Cossolo ha poi ricordato il modello di remunerazione, che verrà presentato in assemblea, sottolineando i tre requisiti che lo caratterizzano: «Centralità e dignità dell'atto professionale con un riconoscimento dignitoso, quale oggi non è con una media di 1,8 euro a pezzo. Sostenibilità economica, una criticità che riguarda anche e soprattutto le farmacie urbane che hanno registrato un crollo del margine di contribuzione più alto rispetto alle rurali. Ed equità, vale a dire una remunerazione che dia beneficio maggiore al maggior numero di farmacie possibili con maggiore attenzione alle farmacie più in difficoltà. Nel percorso per andare verso questa remunerazione abbiamo chiesto l'apertura di un tavolo - ha affermato - e abbiamo interloquito con gli interlocutori "veri", che sono il Mef e le Regioni».

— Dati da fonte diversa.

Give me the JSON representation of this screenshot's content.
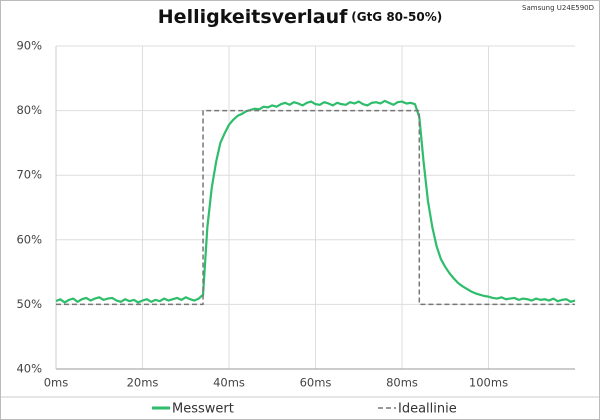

E sempre parlando di remunerazione ha sottolineato come la diretta oggi riguardi «circa 80 milioni di confezioni di cui più della metà è in fascia A, i volumi della convenzionata scendono perché vanno nella diretta e il margine medio a confezione si è ridotto di molto per effetto del calo dei prezzi, pertanto - ha concluso Cossolo - il primo obiettivo è dare valore all'atto professionale della dispensazione e tutelare gli attuali volumi della convenzionata che distribuiamo oggi. Le sfide sono ancora molte e ce ne sono altre in arrivo, alcune sono scritte nella nuova governance. Ma se i decisori hanno diritto-dovere di risparmiare, noi dobbiamo capire se la farmacia italiana serve ancora. Noi siamo disposti a discutere ma sulla base delle caratteristiche che abbiamo descritto».